Compressive Sensing/Sampling (CS), a kind of new paradigm for simultaneous sampling and compression, has attracted considerable attention recently. Without being restricted to the constraint of Nyquist rate, compressive sensing can, in theory, perfectly reconstruct the original signal under the constraints that if only a few samples or measurements extracted from an original signal are available and the signal is sparse in certain domain. The unique characteristic of CS is that sampling and compression can be simultaneously achieved such that CS is suitably used for resource-limited digital devices and sensors.
Our study in CS particularly mainly focuses on theoretical analyses. Our goal is to close the gap between theoretical performance bound and practice. In fact, we find that, under noiseless or noisy environments, though several CS recovery algorithms have been presented, there exists a big gap between theoretical recovery bounds and practical results. Basically, this is due to the fact that theoretical analyses are based on some strict assumptions that are hard to be satisfied practically, leading to worst-case results. Since CS is under-determined, a unique solution can be obtained only if the original signal is sparse in certain domain.
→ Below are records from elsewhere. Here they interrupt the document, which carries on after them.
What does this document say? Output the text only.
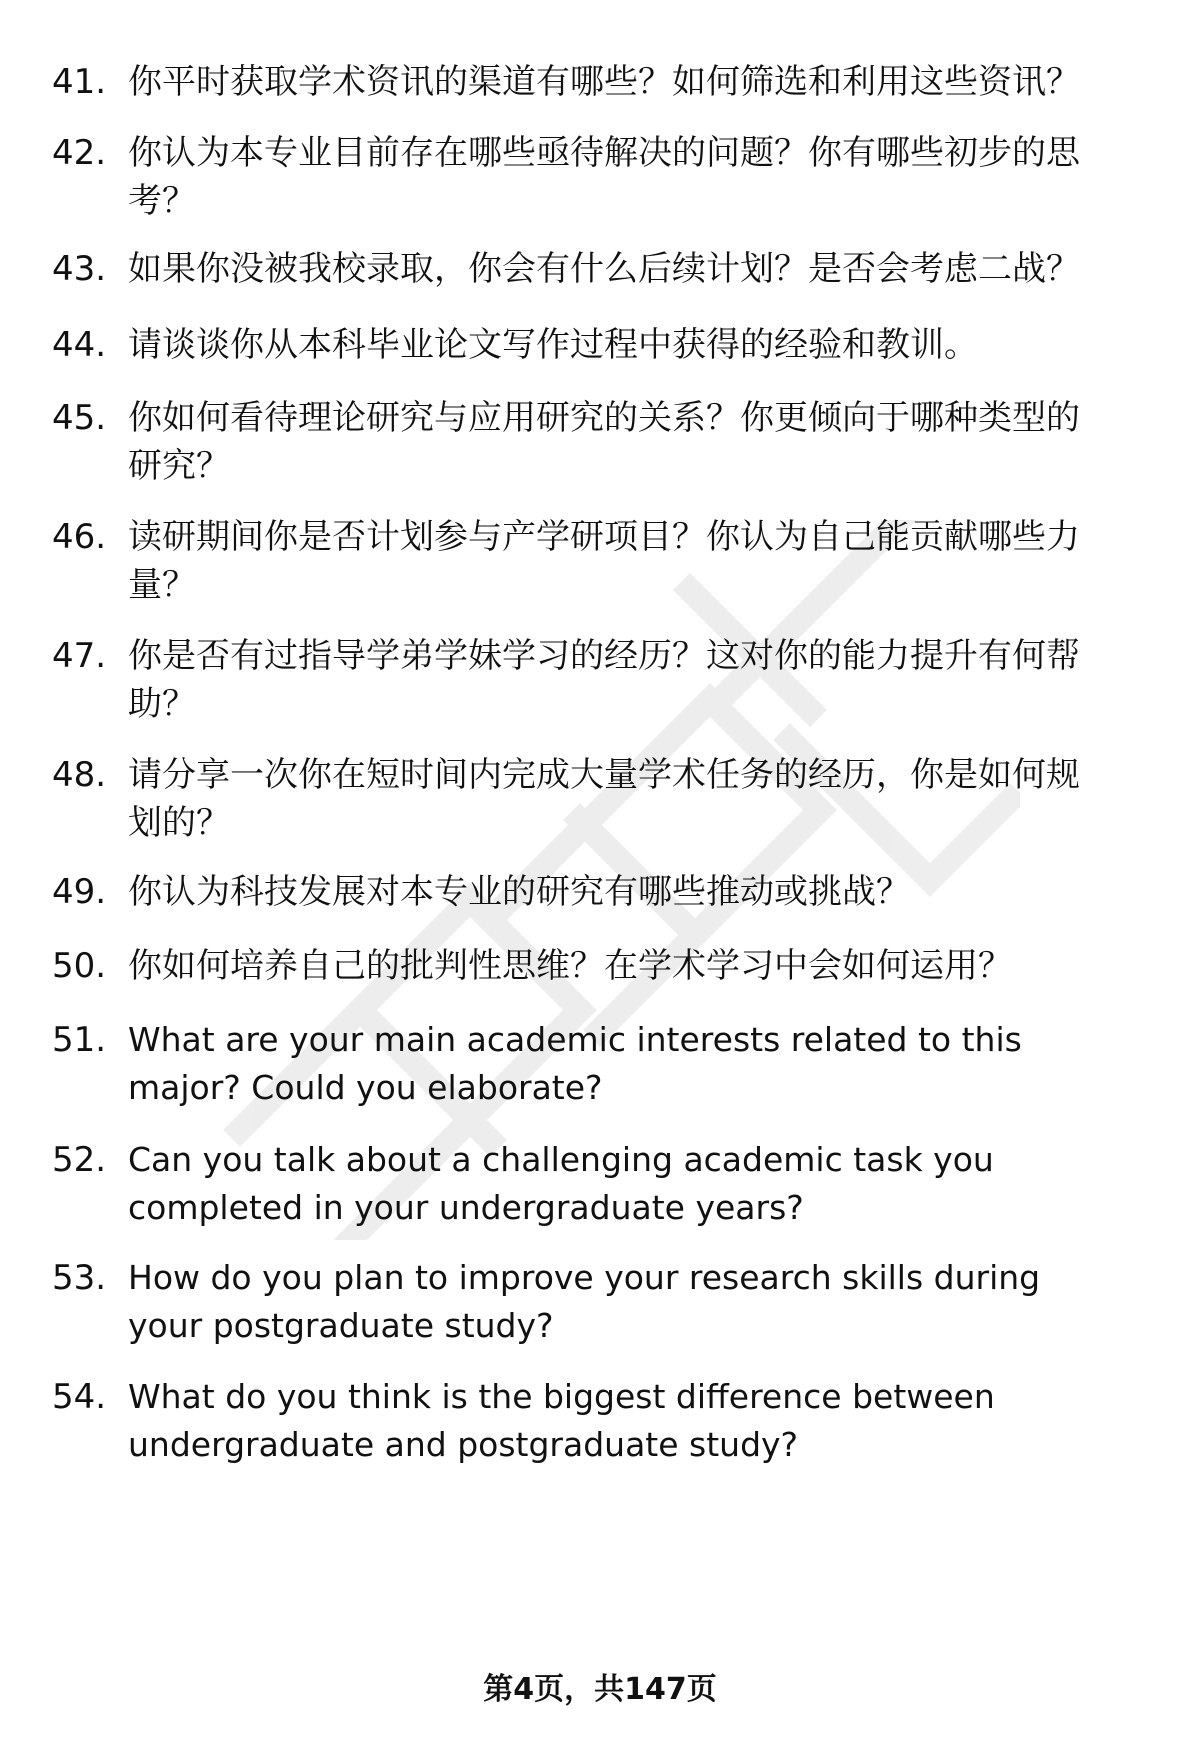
41. 你平时获取学术资讯的渠道有哪些？如何筛选和利用这些资讯？
42. 你认为本专业目前存在哪些亟待解决的问题？你有哪些初步的思
考？
43. 如果你没被我校录取，你会有什么后续计划？是否会考虑二战？
44. 请谈谈你从本科毕业论文写作过程中获得的经验和教训。
45. 你如何看待理论研究与应用研究的关系？你更倾向于哪种类型的
研究？
46. 读研期间你是否计划参与产学研项目？你认为自己能贡献哪些力
量？
47. 你是否有过指导学弟学妹学习的经历？这对你的能力提升有何帮
助？
48. 请分享一次你在短时间内完成大量学术任务的经历，你是如何规
划的？
49. 你认为科技发展对本专业的研究有哪些推动或挑战？
50. 你如何培养自己的批判性思维？在学术学习中会如何运用？
51. What are your main academic interests related to this
major? Could you elaborate?
52. Can you talk about a challenging academic task you
completed in your undergraduate years?
53. How do you plan to improve your research skills during
your postgraduate study?
54. What do you think is the biggest difference between
undergraduate and postgraduate study?
第4页，共147页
As a result, on one hand if the given samples are not enough, then a correct or sparest solution cannot be obtained and on the other hand samples will be wasted if they are more than required.
Inspired by the above hard problems, we are planning to derive the theoretical bounds for three CS recovery models. Our methodology will be based on conic geometry. In the future, we will, respectively, explore the problems, including multiple measurement vectors (MMVs) without noise interferences model、single measurement vector (SMV) with noise interferences model、and MMVs with noise interferences model. These indicate that, according to our methodology, we can achieve the best recovery results by the given parameters in advance. Most importantly, we are able to close the gap between the theoretical bounds and practical results.
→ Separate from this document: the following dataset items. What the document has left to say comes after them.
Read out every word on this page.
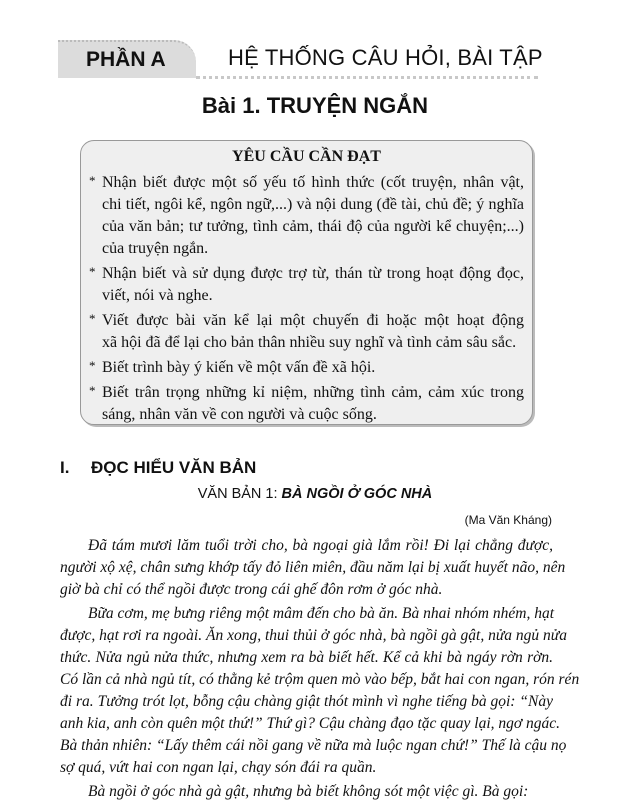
PHẦN A	HỆ THỐNG CÂU HỎI, BÀI TẬP
Bài 1. TRUYỆN NGẮN
YÊU CẦU CẦN ĐẠT
* Nhận biết được một số yếu tố hình thức (cốt truyện, nhân vật,
chi tiết, ngôi kể, ngôn ngữ,...) và nội dung (đề tài, chủ đề; ý nghĩa
của văn bản; tư tưởng, tình cảm, thái độ của người kể chuyện;...)
của truyện ngắn.
* Nhận biết và sử dụng được trợ từ, thán từ trong hoạt động đọc,
viết, nói và nghe.
* Viết được bài văn kể lại một chuyến đi hoặc một hoạt động
xã hội đã để lại cho bản thân nhiều suy nghĩ và tình cảm sâu sắc.
* Biết trình bày ý kiến về một vấn đề xã hội.
* Biết trân trọng những kỉ niệm, những tình cảm, cảm xúc trong
sáng, nhân văn về con người và cuộc sống.
I. ĐỌC HIỂU VĂN BẢN
VĂN BẢN 1: BÀ NGỒI Ở GÓC NHÀ
(Ma Văn Kháng)
Đã tám mươi lăm tuổi trời cho, bà ngoại già lắm rồi! Đi lại chẳng được,
người xộ xệ, chân sưng khớp tấy đỏ liên miên, đầu năm lại bị xuất huyết não, nên
giờ bà chỉ có thể ngồi được trong cái ghế đôn rơm ở góc nhà.
Bữa cơm, mẹ bưng riêng một mâm đến cho bà ăn. Bà nhai nhóm nhém, hạt
được, hạt rơi ra ngoài. Ăn xong, thui thủi ở góc nhà, bà ngồi gà gật, nửa ngủ nửa
thức. Nửa ngủ nửa thức, nhưng xem ra bà biết hết. Kể cả khi bà ngáy rờn rờn.
Có lần cả nhà ngủ tít, có thằng kẻ trộm quen mò vào bếp, bắt hai con ngan, rón rén
đi ra. Tưởng trót lọt, bỗng cậu chàng giật thót mình vì nghe tiếng bà gọi: “Này
anh kia, anh còn quên một thứ!” Thứ gì? Cậu chàng đạo tặc quay lại, ngơ ngác.
Bà thản nhiên: “Lấy thêm cái nồi gang về nữa mà luộc ngan chứ!” Thế là cậu nọ
sợ quá, vứt hai con ngan lại, chạy són đái ra quần.
Bà ngồi ở góc nhà gà gật, nhưng bà biết không sót một việc gì. Bà gọi:
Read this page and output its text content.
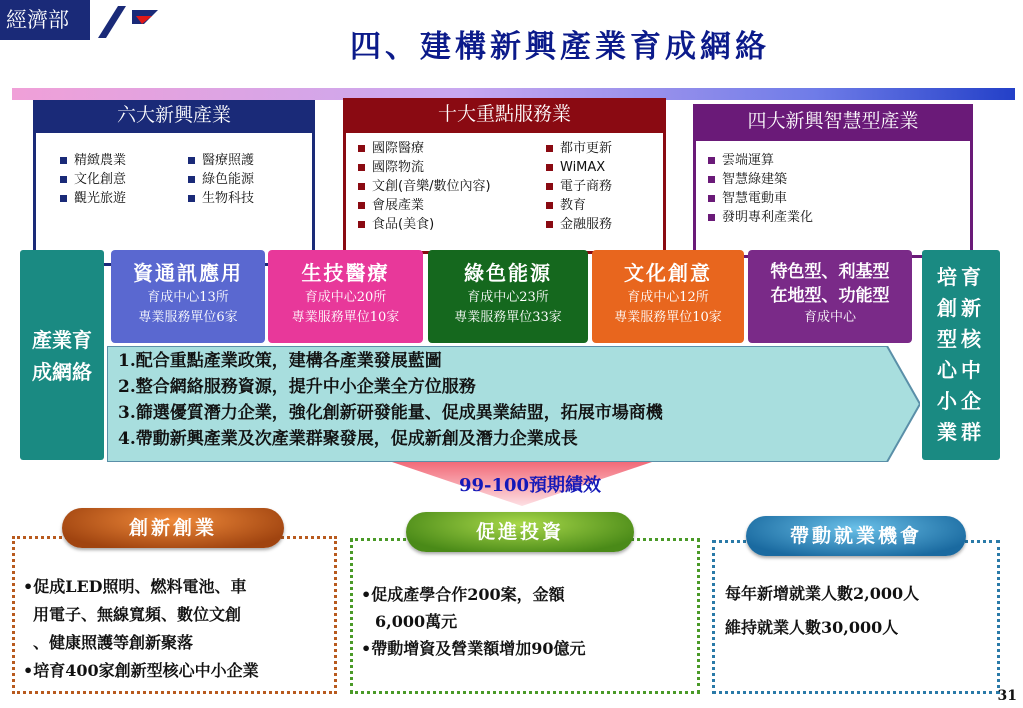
經濟部
四、建構新興產業育成網絡
六大新興產業
精緻農業
文化創意
觀光旅遊
醫療照護
綠色能源
生物科技
十大重點服務業
國際醫療
國際物流
文創(音樂/數位內容)
會展產業
食品(美食)
都市更新
WiMAX
電子商務
教育
金融服務
四大新興智慧型產業
雲端運算
智慧綠建築
智慧電動車
發明專利產業化
產業育成網絡
培育創新型核心中小企業群
資通訊應用
育成中心13所
專業服務單位6家
生技醫療
育成中心20所
專業服務單位10家
綠色能源
育成中心23所
專業服務單位33家
文化創意
育成中心12所
專業服務單位10家
特色型、利基型
在地型、功能型
育成中心
1.配合重點產業政策，建構各產業發展藍圖
2.整合網絡服務資源，提升中小企業全方位服務
3.篩選優質潛力企業，強化創新研發能量、促成異業結盟，拓展市場商機
4.帶動新興產業及次產業群聚發展，促成新創及潛力企業成長
99-100預期績效
•促成LED照明、燃料電池、車
用電子、無線寬頻、數位文創
、健康照護等創新聚落
•培育400家創新型核心中小企業
•促成產學合作200案，金額
6,000萬元
•帶動增資及營業額增加90億元
每年新增就業人數2,000人
維持就業人數30,000人
創新創業	促進投資	帶動就業機會
31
So far, our current results on compressive sensing are summarized as follows.
1. We have proposed a sparse Fast Fourier Transform (sFFT) method that can be faster than MIT''s methods (also known as state-of-the-art) with better reconstructed results. The advantage also includes the easy selection of parameters and easy implementation in sFFT without needing to know sparsity of a signal.
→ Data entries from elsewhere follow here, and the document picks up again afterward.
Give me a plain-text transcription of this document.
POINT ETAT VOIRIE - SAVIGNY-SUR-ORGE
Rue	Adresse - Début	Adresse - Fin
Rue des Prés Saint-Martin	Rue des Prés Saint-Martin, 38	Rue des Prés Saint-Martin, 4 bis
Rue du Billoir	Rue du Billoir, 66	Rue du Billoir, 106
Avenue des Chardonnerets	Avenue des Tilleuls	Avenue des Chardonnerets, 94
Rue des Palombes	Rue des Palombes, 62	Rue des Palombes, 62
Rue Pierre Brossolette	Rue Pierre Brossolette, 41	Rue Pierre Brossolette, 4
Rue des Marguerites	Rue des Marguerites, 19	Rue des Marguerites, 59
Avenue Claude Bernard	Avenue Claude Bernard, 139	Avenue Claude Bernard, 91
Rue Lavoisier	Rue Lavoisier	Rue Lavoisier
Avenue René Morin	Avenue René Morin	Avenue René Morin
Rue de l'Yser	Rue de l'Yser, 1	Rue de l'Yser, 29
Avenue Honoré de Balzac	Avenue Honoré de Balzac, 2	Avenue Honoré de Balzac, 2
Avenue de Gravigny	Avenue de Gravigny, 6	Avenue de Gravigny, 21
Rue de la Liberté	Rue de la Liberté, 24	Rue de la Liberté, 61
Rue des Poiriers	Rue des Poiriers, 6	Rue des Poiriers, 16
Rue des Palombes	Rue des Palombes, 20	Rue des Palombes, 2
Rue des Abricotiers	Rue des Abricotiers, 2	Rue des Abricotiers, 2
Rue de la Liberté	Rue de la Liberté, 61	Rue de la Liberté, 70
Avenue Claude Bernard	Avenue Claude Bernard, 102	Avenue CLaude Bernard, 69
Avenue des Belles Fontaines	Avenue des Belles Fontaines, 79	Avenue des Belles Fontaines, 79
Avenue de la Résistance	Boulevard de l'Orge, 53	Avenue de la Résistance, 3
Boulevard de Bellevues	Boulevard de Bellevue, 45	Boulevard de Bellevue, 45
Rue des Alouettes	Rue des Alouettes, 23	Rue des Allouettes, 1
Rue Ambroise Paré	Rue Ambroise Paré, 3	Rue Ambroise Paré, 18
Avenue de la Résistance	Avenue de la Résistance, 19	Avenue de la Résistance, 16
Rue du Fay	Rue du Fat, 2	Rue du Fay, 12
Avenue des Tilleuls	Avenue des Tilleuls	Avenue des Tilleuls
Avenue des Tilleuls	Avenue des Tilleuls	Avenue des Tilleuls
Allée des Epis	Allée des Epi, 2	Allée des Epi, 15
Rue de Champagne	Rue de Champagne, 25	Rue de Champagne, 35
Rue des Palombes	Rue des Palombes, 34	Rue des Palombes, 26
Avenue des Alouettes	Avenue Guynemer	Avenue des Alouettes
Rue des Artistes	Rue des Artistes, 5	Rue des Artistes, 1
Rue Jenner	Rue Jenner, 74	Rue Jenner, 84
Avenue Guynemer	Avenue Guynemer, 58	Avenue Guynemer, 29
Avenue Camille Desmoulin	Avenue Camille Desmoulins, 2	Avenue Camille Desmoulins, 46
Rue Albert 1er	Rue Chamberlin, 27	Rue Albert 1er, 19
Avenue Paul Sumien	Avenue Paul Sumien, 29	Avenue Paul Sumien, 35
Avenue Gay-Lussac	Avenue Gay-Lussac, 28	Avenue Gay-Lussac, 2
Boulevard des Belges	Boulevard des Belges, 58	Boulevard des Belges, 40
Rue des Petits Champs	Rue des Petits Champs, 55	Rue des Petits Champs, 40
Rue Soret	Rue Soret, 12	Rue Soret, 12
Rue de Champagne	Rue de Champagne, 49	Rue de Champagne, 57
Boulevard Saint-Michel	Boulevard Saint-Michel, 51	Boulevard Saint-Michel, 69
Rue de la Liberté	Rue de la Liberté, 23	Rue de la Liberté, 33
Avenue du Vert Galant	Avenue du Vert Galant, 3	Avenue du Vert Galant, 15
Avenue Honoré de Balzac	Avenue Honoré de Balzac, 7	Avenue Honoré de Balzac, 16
2. For large-scale data, cost-efficient compressive sensing with fast reconstructed high-quality results is very challenging. we propose a new big media data compressive sensing method, composed of operator-based strategy in the context of fixed point continuation method and weighted LASSO with tree structure sparsity pattern. The main characteristic of our method is free from any assumptions and restrictions.
3. We have developed compressed sensing detector design for space shift keying for MIMO systems, compressed sensing-based clone identification method for sensor networks, and compressed sensing-based cooperative spectrum sensing in cognitive radio networks.
4. We have presented a distributed compressive video sensing (DCVS) method to simultaneously sensing and compressing videos.